A Shoe Drops at DreamWorks

This from today's Daily Variety: "Ending months of nervous speculation on Wall Street, Paul Allen has at last exercised a right to force DreamWorks Animation to sell millions of shares in a so-called secondary offering following the company's IPO in 2004." The piece goes on to say that the request represents "...a vote of no confidence in the studio's next toon ("Flushed Away")..."

Allen will still have a massive stake in DreamWorks after this sale, and by selling this chunk of stock at a low he'll be allocated a larger number of shares for his remaining investment. While the secondary offering will likely push the stock price lower in the short run, this move will actually relieve Wall Street by ending speculation on when Allen would exercise his secondary offering option, and by giving the company a more transparent corporate structure.
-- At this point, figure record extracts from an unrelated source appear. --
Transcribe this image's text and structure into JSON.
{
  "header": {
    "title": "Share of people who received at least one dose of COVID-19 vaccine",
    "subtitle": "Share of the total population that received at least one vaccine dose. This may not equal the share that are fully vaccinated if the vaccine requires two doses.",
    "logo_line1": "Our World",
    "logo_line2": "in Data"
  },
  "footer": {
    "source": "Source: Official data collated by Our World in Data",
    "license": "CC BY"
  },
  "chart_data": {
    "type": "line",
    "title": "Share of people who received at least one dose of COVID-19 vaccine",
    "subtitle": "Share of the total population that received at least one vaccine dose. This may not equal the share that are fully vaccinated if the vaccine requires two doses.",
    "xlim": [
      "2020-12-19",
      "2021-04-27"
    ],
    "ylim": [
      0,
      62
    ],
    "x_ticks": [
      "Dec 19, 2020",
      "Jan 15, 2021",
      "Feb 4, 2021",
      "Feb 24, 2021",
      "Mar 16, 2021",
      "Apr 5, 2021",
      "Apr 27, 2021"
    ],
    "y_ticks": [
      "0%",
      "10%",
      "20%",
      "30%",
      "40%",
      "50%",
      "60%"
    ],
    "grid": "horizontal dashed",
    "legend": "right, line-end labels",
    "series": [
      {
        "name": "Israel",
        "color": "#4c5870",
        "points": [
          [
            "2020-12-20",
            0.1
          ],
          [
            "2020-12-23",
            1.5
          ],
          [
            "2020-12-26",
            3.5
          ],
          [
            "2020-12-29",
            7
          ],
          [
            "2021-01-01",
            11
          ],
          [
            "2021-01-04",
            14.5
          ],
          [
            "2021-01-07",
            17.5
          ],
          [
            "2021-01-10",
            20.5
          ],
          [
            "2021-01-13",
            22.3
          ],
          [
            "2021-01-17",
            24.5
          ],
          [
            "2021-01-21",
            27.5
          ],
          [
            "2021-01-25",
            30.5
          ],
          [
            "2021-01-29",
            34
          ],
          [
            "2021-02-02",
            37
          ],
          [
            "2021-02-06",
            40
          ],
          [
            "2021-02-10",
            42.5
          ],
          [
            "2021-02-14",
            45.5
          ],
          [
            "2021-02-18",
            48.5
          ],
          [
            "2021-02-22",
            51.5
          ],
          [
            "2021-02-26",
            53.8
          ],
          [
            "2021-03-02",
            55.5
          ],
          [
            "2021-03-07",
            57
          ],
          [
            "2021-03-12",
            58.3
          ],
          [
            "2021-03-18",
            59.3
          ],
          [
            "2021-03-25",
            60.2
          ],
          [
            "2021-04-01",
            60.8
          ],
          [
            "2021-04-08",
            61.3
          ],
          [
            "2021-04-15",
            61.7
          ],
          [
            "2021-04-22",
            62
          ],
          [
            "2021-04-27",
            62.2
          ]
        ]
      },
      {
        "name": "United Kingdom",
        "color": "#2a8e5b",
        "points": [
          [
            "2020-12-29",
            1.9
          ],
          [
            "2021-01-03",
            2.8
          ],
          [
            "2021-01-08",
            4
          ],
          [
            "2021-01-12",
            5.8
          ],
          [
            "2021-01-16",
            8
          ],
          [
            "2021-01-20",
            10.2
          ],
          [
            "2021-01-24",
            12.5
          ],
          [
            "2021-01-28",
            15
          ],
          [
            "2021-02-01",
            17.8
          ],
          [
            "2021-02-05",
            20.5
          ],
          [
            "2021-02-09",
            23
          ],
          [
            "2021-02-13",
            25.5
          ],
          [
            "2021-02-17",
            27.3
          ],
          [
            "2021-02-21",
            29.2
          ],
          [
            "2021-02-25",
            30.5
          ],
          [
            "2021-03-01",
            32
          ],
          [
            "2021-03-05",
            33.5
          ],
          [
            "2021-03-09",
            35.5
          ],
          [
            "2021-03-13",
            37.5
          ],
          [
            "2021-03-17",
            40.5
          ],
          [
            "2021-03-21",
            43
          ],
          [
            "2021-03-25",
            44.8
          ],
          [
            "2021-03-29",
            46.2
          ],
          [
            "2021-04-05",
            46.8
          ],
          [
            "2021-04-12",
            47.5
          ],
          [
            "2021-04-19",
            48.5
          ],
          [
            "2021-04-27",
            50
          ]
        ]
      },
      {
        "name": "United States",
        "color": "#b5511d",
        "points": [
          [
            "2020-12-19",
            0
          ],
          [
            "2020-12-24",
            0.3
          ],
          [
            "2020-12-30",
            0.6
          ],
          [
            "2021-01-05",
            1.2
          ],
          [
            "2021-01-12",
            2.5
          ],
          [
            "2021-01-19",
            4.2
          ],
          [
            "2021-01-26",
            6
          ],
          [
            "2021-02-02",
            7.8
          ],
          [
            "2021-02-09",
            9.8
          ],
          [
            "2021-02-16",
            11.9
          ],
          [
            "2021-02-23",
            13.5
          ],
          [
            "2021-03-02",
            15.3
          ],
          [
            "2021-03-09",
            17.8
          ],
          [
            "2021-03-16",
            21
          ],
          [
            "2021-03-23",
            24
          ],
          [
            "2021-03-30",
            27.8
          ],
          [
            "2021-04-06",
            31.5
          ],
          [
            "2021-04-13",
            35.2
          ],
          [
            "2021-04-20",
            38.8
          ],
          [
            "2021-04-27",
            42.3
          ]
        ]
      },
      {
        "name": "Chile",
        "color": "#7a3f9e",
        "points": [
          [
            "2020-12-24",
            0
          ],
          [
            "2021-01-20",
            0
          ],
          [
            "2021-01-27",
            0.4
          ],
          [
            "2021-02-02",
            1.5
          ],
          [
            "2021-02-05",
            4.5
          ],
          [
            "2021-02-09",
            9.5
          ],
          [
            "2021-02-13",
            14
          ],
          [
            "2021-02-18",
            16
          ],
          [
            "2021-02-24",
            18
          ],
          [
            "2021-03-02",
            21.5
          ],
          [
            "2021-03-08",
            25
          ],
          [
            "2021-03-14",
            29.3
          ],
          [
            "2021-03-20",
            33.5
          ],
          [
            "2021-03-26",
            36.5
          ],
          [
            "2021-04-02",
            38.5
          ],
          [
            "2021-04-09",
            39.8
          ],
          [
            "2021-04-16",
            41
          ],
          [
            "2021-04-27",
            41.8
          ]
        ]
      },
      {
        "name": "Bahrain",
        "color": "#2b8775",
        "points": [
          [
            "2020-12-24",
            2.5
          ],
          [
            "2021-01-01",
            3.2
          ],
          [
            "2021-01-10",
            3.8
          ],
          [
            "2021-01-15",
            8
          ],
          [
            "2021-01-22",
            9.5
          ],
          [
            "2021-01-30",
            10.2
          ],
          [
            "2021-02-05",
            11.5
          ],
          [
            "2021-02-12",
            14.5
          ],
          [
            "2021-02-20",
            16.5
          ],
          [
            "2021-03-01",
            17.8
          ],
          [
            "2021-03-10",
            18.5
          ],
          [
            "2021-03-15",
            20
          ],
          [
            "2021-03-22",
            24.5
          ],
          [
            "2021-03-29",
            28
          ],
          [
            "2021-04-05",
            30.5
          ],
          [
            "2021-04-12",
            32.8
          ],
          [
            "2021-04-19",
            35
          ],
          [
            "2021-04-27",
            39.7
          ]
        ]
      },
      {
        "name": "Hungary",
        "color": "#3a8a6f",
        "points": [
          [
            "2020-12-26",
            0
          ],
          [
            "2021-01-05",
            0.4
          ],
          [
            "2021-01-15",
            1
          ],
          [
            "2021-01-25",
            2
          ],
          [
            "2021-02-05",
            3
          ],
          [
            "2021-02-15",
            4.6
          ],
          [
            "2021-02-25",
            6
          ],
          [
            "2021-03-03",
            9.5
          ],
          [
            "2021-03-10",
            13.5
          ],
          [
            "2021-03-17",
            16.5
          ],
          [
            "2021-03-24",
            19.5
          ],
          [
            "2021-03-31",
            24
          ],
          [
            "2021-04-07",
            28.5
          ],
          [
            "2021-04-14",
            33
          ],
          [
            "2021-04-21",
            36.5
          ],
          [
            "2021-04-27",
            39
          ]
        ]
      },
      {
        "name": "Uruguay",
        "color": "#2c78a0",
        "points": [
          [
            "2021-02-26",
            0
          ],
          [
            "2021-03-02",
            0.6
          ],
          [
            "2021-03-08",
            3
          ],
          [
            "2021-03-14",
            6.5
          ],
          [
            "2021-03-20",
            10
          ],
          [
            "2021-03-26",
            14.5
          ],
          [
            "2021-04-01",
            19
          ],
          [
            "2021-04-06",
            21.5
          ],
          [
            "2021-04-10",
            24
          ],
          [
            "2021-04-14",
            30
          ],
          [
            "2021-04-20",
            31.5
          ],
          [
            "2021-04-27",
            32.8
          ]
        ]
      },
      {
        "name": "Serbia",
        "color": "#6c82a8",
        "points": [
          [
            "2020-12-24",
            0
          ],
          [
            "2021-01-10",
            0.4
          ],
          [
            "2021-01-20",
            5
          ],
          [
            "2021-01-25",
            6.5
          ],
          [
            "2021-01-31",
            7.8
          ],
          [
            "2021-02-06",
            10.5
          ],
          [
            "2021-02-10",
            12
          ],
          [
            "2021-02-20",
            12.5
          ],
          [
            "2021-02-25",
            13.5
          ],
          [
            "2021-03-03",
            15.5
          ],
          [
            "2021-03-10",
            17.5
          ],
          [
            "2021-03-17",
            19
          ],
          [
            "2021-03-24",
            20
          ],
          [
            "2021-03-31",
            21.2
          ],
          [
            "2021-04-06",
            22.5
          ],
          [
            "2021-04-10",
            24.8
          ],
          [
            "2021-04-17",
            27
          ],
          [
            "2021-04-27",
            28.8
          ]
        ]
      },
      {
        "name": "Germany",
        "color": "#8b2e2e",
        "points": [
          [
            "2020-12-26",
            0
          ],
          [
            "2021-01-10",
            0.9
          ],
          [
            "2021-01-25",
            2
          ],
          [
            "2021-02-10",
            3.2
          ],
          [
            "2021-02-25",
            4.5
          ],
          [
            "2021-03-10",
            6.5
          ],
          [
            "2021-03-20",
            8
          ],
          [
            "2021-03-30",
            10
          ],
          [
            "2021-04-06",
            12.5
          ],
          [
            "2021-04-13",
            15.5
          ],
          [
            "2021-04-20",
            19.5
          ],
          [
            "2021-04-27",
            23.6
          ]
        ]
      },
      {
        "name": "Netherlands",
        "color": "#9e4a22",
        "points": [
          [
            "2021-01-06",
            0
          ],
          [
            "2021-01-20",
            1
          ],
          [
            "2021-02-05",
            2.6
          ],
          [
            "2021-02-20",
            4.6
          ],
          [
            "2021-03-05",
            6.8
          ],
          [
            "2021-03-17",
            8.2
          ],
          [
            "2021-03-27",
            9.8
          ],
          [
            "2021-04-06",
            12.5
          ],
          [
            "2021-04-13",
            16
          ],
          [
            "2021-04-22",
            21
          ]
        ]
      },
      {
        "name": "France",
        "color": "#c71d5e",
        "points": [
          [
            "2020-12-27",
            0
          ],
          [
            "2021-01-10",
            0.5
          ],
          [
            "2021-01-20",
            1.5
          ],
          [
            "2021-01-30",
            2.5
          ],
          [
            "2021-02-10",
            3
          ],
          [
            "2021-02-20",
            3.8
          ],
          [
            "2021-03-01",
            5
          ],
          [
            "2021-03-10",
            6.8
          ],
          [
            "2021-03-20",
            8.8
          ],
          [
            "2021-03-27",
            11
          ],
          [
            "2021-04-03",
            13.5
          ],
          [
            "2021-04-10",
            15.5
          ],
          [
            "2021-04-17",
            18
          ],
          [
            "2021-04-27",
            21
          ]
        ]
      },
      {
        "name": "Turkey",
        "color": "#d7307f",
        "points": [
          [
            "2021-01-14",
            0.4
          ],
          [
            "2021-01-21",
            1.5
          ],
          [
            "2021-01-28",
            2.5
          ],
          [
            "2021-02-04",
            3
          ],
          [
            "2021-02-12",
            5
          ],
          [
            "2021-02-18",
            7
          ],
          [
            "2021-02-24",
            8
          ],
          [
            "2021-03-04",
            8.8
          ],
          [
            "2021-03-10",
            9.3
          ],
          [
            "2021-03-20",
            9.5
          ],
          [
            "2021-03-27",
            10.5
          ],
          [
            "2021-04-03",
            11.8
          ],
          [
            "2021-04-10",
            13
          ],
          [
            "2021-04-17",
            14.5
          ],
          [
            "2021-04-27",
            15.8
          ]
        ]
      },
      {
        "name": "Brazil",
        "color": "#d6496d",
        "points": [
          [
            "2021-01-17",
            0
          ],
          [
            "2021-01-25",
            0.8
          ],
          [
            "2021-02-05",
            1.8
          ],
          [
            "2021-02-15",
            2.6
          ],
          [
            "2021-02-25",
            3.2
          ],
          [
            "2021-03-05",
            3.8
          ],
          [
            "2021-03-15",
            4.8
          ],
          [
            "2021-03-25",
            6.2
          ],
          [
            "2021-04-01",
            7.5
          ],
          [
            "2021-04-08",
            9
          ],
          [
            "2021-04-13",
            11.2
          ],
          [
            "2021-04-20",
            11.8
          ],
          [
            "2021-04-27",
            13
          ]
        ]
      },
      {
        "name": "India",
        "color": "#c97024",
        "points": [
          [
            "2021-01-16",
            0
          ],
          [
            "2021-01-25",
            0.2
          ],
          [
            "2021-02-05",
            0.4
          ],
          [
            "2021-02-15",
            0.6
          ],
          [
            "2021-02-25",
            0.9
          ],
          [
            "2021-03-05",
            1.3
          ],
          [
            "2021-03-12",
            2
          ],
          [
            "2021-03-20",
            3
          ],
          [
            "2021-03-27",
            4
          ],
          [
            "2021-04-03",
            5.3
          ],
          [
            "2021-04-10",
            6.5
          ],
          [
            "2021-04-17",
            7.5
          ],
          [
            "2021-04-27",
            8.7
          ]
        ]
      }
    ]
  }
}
Of course, coupled with the reported divorce between Aardman and DreamWorks, it doesn't raise the prospects for "Flushed Away."

5 comments:

Anonymous said...

There was a rumor that Viacom/Paramount was planning to purchase DreamWorks Animation, but Sumner Redstone has put the kibosh on that idea by stating flatly Viacom WON'T be buying DWA.

Of course, corporate chieftans can always change their minds, though I doubt Sumner will change HIS anytime soon.

It appears we're in for a season of restructuring at the various animation companies. I've been told that Robert Iger and associates are soon to view the work-in-progress "Tinkerbell." Be interesting to find out what his reaction to it is.

Anonymous said...

Frankly, Aardman is doing some of the best work out there.

Maybe it'll be good for them to get out of their association with Dreamworks.

Anonymous said...

tinkerbell is being animated in india by the way

Anonymous said...

A truly dumb idea.

If any animated project called out for traditional animation -- this one was it. Why they went with CGI on this project boggles the mind. Perhaps the bean counters thought it might be cheaper to go the CGI route. Wrong again.

No pixie dust on this movie -- just dust.

Anonymous said...

I'm not crazy about Tink talking.

CGI animation will be done in India...but there's a small crew in Burbank too.